The web of active faults beneath us pose an ever-present threat to lives and property across the country. A team of GNS Science researchers are constantly updating a database that now contains more than 300 known faults, in what's designed as a user-friendly tool for planners, policymakers and the property sector. Science reporter Jamie Morton discussed the project with GNS earthquake geologist Dr Rob Langridge.

Q. Can faults be found in most regions of the country, or just those immediately near the boundary of the Australian and Pacific plates?

A.

Active faults have been mapped in nearly every region of New Zealand.

Advertisement

Using our definition an active fault is one that has ruptured the ground surface during the past 125,000 years which is of course more time than most of us think about on a daily basis. Northland is the only region that has no mapped active faults and this is because it is too far away from the tectonic plate boundary.

Q. What is the active faults database, why was it originally created and how is it regularly updated?
A. The New Zealand Active Faults database was originally created to catalogue all of the active faults throughout New Zealand.

The ground surface deformation that occurs when a large earthquake ruptures an active fault is recognised as a natural geological hazard that can damage buildings and infrastructure.

The database is typically updated when new fault mapping comes to light.

Q. Why was the database recently relaunched?
A. GNS Science relaunched a version of the database at a uniform map scale of 1:250,000 to be compatible with other databases and to provide a consistent summary version that is publicly available.

Q. Before the database was started, how was information on new and known faults collected and kept?
A. Prior to the advent of digital data in GIS, active fault information was archived on paper maps.

GNS still holds those original maps, though in many cases the fault linework has been more recently updated.

The New Zealand Active Faults Database was designed as a handy tool for planners and policymakers. Photo: GNS Science
The New Zealand Active Faults Database was designed as a handy tool for planners and policymakers. Photo: GNS Science

Q. How is the relaunched database proving useful to planners and policymakers? How can ordinary people use it?

A.

The 1:250,000 scale version of the NZ Active Faults database can now be freely downloaded from

making it available to everyone worldwide.

The scale of the database means that councils, planners, scientists and landowners can get an immediate idea of what active faults occur in their region or area and what is known about specific faults, but is not suitable for use for site-specific purposes.

Q. How are new faults identified? Does a large quake have to happen for them to reveal themselves?
A. Most of the significantly active faults, for example those that have ruptured during the past 10,000 years, have been mapped already.

This is in part because there are many landscapes in New Zealand that have formed during or since the last ice age.

Therefore, if a fault has moved at least once since that time it will have left an active fault trace or scarp that can be mapped from aerial photos or in the field.

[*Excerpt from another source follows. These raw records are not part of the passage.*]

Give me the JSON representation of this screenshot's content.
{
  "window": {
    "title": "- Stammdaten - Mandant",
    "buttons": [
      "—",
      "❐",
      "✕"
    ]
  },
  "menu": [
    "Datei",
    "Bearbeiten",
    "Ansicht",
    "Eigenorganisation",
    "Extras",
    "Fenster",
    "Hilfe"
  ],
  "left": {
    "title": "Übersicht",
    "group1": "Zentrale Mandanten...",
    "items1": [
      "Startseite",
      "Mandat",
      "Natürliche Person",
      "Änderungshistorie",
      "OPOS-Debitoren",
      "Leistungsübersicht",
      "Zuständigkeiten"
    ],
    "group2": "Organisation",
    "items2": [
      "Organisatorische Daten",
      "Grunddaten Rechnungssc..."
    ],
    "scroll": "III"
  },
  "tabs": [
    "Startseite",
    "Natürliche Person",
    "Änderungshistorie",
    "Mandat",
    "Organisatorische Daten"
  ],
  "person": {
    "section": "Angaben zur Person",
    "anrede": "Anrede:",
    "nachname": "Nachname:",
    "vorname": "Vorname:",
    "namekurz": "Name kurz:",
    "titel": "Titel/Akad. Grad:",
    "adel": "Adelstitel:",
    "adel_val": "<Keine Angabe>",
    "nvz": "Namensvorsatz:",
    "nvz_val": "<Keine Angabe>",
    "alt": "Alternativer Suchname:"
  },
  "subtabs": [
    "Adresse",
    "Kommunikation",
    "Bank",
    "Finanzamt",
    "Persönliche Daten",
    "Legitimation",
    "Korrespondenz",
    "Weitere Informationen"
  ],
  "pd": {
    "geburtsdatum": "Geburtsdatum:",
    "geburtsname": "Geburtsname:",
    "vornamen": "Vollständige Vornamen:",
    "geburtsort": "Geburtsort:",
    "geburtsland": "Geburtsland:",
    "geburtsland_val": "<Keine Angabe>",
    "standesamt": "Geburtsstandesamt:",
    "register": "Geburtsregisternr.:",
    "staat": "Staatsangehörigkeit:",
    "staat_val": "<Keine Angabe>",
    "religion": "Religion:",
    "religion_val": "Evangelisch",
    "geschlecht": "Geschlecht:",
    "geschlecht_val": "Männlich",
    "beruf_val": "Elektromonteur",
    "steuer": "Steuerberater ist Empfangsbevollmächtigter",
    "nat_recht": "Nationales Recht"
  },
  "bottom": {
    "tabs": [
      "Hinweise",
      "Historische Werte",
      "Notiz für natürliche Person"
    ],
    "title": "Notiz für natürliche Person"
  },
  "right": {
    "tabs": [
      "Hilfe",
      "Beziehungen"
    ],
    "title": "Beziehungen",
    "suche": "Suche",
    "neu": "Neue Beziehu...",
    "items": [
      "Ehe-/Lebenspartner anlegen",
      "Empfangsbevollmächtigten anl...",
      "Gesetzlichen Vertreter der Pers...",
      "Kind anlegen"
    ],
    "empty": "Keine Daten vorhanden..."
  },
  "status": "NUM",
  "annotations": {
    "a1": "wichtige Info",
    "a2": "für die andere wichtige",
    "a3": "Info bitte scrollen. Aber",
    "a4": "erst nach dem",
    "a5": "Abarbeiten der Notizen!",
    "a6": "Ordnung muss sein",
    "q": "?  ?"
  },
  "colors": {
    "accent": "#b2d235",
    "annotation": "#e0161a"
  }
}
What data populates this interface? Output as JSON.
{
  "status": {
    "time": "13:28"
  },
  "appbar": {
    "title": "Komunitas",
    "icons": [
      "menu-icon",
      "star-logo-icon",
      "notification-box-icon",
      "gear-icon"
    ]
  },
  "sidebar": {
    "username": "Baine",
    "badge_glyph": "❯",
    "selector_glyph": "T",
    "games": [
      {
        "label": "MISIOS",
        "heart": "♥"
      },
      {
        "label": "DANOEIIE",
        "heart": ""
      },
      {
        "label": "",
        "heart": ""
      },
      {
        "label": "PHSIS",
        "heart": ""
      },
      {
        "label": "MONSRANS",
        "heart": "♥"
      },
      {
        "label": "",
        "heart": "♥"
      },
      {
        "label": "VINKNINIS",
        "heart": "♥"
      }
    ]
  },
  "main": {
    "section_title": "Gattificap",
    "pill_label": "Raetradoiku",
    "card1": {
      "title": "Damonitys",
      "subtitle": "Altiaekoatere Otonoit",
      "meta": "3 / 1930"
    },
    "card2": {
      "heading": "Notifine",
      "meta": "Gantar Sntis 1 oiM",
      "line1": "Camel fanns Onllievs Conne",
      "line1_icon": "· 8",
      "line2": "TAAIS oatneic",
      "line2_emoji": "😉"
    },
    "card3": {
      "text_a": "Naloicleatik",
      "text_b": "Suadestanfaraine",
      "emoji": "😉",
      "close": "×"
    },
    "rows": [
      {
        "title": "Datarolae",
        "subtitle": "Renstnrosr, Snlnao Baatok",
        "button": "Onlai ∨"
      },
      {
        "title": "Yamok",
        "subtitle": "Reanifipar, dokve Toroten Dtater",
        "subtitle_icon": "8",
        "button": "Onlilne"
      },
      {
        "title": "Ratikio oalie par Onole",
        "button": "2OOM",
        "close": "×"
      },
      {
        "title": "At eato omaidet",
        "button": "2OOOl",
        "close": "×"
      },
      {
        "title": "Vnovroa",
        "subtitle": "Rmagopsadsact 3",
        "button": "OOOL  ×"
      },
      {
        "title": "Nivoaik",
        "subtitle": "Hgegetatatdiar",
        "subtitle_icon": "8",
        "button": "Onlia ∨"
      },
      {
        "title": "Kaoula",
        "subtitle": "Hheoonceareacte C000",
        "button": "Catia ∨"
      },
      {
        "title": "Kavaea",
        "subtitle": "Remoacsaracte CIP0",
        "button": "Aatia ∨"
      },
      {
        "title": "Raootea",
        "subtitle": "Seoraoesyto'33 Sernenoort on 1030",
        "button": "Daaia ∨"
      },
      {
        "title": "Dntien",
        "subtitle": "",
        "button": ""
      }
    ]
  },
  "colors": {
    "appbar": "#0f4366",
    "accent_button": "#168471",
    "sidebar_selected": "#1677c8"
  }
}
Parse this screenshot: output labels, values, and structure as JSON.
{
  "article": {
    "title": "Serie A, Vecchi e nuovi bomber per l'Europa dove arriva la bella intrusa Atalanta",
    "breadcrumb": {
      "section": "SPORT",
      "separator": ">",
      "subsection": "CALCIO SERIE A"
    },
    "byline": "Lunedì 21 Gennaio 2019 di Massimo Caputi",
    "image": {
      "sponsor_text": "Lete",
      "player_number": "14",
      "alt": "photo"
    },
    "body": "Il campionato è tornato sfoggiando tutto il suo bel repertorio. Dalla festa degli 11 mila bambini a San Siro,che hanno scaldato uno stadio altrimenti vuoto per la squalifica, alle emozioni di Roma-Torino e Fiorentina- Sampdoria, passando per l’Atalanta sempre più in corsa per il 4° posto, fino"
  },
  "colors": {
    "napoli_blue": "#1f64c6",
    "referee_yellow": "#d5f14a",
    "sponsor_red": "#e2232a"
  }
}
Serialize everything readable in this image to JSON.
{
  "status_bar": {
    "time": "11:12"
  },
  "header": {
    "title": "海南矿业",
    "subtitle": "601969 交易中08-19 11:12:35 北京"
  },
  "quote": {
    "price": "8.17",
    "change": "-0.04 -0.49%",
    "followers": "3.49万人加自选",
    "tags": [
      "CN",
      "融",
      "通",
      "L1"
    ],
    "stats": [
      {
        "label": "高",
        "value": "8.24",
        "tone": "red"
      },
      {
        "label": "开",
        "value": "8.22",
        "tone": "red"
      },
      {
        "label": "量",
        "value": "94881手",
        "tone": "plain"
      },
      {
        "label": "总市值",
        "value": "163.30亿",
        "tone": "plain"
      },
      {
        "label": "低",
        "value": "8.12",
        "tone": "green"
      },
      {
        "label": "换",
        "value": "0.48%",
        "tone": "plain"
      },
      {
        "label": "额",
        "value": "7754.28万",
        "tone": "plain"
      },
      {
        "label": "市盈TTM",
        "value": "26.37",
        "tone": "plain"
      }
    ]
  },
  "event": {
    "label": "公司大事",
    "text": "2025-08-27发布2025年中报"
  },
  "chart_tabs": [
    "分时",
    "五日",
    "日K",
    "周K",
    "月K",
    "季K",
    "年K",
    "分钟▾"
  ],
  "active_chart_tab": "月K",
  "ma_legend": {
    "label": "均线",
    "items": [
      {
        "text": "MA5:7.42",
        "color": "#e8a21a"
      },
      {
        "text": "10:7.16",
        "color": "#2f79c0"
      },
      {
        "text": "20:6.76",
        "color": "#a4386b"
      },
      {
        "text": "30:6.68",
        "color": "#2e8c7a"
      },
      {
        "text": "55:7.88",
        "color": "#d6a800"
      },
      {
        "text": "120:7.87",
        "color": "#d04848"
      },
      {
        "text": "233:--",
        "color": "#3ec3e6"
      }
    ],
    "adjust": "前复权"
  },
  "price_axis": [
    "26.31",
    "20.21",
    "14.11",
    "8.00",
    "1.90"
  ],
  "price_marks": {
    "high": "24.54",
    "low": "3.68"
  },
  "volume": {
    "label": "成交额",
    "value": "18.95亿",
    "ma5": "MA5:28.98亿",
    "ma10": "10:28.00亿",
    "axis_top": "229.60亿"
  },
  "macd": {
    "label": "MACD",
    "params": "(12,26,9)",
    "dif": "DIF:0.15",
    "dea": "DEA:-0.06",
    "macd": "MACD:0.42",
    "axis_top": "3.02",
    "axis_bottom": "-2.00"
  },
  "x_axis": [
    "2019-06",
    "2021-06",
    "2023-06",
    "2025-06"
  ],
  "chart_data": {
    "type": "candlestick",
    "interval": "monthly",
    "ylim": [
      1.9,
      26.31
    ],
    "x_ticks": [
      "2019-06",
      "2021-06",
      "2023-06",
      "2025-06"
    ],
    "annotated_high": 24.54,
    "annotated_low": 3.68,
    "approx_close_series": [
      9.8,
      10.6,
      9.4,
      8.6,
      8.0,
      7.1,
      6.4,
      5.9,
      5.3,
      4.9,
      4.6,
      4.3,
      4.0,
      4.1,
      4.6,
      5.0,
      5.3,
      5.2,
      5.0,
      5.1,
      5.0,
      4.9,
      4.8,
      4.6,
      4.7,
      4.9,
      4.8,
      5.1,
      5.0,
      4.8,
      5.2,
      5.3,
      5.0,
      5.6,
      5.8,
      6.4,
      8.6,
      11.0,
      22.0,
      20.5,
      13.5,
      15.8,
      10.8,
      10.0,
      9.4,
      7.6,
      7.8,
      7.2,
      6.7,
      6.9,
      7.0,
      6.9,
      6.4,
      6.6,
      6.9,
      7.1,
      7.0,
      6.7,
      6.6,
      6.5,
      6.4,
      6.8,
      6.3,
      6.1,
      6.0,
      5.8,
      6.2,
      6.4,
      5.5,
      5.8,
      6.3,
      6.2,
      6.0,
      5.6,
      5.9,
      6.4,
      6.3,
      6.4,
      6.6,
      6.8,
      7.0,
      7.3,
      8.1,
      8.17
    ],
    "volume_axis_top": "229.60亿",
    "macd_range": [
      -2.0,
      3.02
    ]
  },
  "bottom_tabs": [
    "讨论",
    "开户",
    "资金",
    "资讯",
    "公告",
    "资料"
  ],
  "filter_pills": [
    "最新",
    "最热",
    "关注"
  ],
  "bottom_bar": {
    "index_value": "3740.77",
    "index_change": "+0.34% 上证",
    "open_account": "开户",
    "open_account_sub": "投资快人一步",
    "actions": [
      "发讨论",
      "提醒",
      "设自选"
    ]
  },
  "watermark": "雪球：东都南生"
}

Peter Fitzgerald, left, and his brother Rex, stand in a crack where Highfield Rd was lifted and wrenched sideways by the 7.1 earthquake near Darfield, Canterbury, on September 4, 2010. Photo: File
Peter Fitzgerald, left, and his brother Rex, stand in a crack where Highfield Rd was lifted and wrenched sideways by the 7.1 earthquake near Darfield, Canterbury, on September 4, 2010. Photo: File

Q. The database contains information on around 300 known on-land faults. How many more are there that we don't know about - and if there's a much larger proportion that haven't been mapped yet, does this affect the reliability of the database?

A.

Our knowledge or completeness in terms of active faults is improving all of the time.

There are certainly other active faults that are out there in the landscape, though they may not have been mapped yet if they are associated with smaller earthquakes - typically less than magnitude 7 - or if they have a repeat time for ruptures of more than 10,000 years, as the Greendale Fault (magnitude 7.1 Darfield earthquake) has, or if their fault traces have been eroded away, such as in high erosion areas such as the Southern Alps.

Q. Are there any efforts to include more off-shore faults?
A. More offshore faults could be included, but one of main purposes of the NZ Active Faults database is to identify the hazard of ground deformation to built structures.

Therefore, in the case of offshore faults there is little hazard in offshore areas.

Offshore faults are built in to other databases such as the National Seismic Hazard Model which accounts for the seismic shaking from all faults in the New Zealand setting.

Q. With future advances in technology, can we expect our ability to find new faults will be boosted?
A. Yes, for example, the advent of airborne LiDAR (Light Detection and Ranging) has allowed us to identify new faults in the landscape and to map existing faults more accurately.

LiDAR combined with GIS tools provide a huge step-up in topographic accuracy from traditional techniques that used aerial photographs and hard copy maps.